As was the case with the young cast of Boy Swallows Universe, despite various comic turns there is nothing winsome or cute about Molly Hook. She is a textbook study in early trauma.
A psychoanalyst would say the magical thinking she resorts to, the weird certainty Molly has that her dead mother speaks to her via the blue Darwin sky – that her maternal family have been cursed after her prospector grandfather took gold that did not belong to him and was damned for his theft by an indigenous lawman known as Longcoat Bob - are strategies to circumvent the absence or unresponsiveness of a parent.
But because Dalton is a storyteller, a dramatist rather than a theorist, he indulges her subjective extravagance while granting us just enough external perspective to suggest the adults around her reckon she’s touched.
Still, he gifts Molly with running interior dialogues, outsized imaginings and an unassailable quality of grace.
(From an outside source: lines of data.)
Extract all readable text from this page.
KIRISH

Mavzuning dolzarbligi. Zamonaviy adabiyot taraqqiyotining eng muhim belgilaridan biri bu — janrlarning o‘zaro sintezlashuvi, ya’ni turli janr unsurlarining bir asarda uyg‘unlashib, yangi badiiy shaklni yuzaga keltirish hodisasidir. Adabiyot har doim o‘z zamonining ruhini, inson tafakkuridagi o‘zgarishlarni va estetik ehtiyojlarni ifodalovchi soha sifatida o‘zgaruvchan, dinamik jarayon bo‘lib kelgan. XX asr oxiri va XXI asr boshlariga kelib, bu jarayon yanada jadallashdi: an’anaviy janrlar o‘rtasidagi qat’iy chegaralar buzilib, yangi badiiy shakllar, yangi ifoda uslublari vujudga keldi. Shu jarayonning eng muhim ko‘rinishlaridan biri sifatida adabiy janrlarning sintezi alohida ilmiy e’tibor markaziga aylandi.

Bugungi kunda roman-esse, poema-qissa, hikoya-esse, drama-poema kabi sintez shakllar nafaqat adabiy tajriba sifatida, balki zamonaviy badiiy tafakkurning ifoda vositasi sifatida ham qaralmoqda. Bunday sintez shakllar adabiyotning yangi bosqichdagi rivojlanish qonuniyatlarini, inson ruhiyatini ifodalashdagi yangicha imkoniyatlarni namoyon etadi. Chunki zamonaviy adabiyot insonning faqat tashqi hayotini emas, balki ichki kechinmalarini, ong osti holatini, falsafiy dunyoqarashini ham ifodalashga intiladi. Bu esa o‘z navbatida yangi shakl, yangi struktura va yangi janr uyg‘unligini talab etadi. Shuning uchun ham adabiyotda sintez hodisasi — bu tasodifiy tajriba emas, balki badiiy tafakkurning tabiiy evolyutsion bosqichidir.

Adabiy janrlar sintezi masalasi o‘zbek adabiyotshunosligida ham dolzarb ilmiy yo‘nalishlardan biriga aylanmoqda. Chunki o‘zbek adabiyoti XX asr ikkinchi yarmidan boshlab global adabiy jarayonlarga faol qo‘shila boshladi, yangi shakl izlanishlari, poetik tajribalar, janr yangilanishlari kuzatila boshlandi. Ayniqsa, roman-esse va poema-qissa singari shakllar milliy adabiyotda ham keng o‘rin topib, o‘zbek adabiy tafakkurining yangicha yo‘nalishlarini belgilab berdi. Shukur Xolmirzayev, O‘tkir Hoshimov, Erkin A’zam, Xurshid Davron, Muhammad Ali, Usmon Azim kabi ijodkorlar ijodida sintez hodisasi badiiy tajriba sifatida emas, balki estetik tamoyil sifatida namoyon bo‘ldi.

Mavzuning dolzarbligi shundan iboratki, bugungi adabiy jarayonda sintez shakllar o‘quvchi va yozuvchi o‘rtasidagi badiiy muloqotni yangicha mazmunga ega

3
She is superbly stubborn in her refusal to succumb to either adult corruption or despair. She is one of those characters you can’t help but root for, while your more jaded mature awareness knows she is toast.
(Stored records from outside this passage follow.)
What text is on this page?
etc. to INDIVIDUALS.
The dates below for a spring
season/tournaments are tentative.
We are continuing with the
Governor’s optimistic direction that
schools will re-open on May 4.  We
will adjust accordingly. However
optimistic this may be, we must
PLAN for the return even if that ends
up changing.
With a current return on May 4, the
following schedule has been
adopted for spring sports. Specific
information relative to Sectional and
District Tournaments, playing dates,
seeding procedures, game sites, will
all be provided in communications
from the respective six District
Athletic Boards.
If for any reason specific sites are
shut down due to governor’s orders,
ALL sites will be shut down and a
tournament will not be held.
But the war upsets this expectation. When word comes that women and children are to be evacuated by boat from Darwin, Molly takes her chance and plots an escape.
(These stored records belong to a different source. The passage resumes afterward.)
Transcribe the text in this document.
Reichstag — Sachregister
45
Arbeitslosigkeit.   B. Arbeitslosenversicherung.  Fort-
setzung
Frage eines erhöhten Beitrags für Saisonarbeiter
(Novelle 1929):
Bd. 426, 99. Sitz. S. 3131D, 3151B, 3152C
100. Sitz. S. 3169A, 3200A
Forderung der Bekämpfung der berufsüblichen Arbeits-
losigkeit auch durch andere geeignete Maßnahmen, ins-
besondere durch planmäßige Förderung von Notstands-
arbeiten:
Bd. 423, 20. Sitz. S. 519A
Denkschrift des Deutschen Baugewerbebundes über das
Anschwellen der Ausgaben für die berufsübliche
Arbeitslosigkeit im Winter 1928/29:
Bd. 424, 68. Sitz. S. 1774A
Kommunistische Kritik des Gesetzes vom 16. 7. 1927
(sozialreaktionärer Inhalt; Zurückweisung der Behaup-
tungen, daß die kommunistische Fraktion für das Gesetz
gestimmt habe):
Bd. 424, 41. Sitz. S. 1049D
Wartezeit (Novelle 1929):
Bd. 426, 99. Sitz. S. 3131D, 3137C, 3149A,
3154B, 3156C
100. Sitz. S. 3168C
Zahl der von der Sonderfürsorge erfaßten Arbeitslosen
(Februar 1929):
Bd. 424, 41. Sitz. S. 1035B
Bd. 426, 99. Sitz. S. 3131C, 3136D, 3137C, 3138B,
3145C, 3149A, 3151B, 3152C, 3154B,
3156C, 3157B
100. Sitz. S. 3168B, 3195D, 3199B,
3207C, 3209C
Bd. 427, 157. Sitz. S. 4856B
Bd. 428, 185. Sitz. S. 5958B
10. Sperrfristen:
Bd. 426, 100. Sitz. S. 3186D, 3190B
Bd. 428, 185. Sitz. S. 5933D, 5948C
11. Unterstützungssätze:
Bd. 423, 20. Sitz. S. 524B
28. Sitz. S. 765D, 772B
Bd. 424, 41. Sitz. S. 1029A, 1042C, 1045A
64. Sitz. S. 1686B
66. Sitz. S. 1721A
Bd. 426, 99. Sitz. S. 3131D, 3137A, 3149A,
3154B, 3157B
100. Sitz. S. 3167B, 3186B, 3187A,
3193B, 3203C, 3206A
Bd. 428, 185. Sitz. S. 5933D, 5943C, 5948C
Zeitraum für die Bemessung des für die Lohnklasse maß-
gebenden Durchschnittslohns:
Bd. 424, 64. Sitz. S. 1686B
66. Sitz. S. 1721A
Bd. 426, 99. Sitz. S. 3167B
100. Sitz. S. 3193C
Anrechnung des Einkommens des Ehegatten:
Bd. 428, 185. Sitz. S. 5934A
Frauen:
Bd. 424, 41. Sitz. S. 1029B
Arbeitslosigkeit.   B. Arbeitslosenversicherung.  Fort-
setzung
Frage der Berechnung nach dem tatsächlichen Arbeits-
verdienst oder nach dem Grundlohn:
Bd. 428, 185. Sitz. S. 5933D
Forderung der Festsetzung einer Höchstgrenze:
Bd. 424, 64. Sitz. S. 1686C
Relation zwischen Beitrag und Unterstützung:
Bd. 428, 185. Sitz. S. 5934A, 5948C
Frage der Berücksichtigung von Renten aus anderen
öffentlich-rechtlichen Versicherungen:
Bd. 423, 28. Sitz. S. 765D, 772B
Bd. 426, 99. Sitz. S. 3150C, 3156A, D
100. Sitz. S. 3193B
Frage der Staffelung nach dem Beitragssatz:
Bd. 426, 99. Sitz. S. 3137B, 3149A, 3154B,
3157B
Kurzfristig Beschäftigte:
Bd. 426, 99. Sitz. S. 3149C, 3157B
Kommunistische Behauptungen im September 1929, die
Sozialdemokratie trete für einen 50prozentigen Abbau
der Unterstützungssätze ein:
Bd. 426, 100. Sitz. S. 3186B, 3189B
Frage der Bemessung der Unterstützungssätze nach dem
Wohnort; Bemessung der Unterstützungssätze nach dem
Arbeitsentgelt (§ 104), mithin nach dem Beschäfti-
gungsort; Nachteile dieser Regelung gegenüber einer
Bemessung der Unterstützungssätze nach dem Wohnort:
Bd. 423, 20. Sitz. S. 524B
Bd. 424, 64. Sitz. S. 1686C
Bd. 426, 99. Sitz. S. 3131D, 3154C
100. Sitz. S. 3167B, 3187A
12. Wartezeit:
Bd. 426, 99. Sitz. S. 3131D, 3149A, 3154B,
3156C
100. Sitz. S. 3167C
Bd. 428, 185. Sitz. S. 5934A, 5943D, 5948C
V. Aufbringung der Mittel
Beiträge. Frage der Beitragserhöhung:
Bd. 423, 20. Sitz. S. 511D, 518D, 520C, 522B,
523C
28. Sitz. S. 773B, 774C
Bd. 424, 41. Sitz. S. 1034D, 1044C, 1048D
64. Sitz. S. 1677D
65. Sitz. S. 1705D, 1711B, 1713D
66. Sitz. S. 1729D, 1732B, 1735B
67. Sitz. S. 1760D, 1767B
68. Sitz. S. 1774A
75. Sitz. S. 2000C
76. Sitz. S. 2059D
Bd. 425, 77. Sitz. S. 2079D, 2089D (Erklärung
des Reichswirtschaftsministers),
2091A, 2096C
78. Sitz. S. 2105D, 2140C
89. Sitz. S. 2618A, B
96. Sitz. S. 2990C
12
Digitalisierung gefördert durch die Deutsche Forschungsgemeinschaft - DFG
The Japanese air force intervenes ahead of time, however, and she and Greta are shunted onto a different track, one where a Japanese fighter pilot will become important.
Evading the destruction of the city, they head to Capricornia’s ‘‘deep country’’ in search of Longcoat Bob, hoping the reputed sorcerer will lift his curse before Molly’s already heavy heart turns to stone, the same fate Molly believes was suffered by both grandfather and mother before her.
All Our Shimmering Skies is a novel so replete with plot that spoilers would be an affront to the major pleasures it has to offer. Every reader should enter its pages alone and unarmed. But this much may be said: Dalton’s narrative mode is accelerationist, his manner of description frankly psychedelic.
This is a vision of the Top End so thrilling in unfolding and vividly represented that it should come with a warning to epileptics.
But it is not modern, not really. Dalton is an author of 19th-century expansiveness, one with a sense that intelligence, talent for characterisation and sheer narrative brio can still be the whole cloth of the writer’s ambition, not just leftover scraps left for kids books and genre. Just as we have learned in recent times that technologies are not rendered obsolete but instead situated anew according to the needs of the moment, the novels of Trent Dalton remind us that older traditions of storytelling can survive, even thrive, amid the asperities of contemporary literary form.
Cold hearts may disapprove of the Dickensian swank of All Our Shimmering Skies: its unabashed embrace of brave orphans and wild coincidence and sympathetic magic.
For the rest of us, though, it is storytelling manna, fallen straight from the Territorian skies.
Geordie Williamson is chief literary critic of The Australian.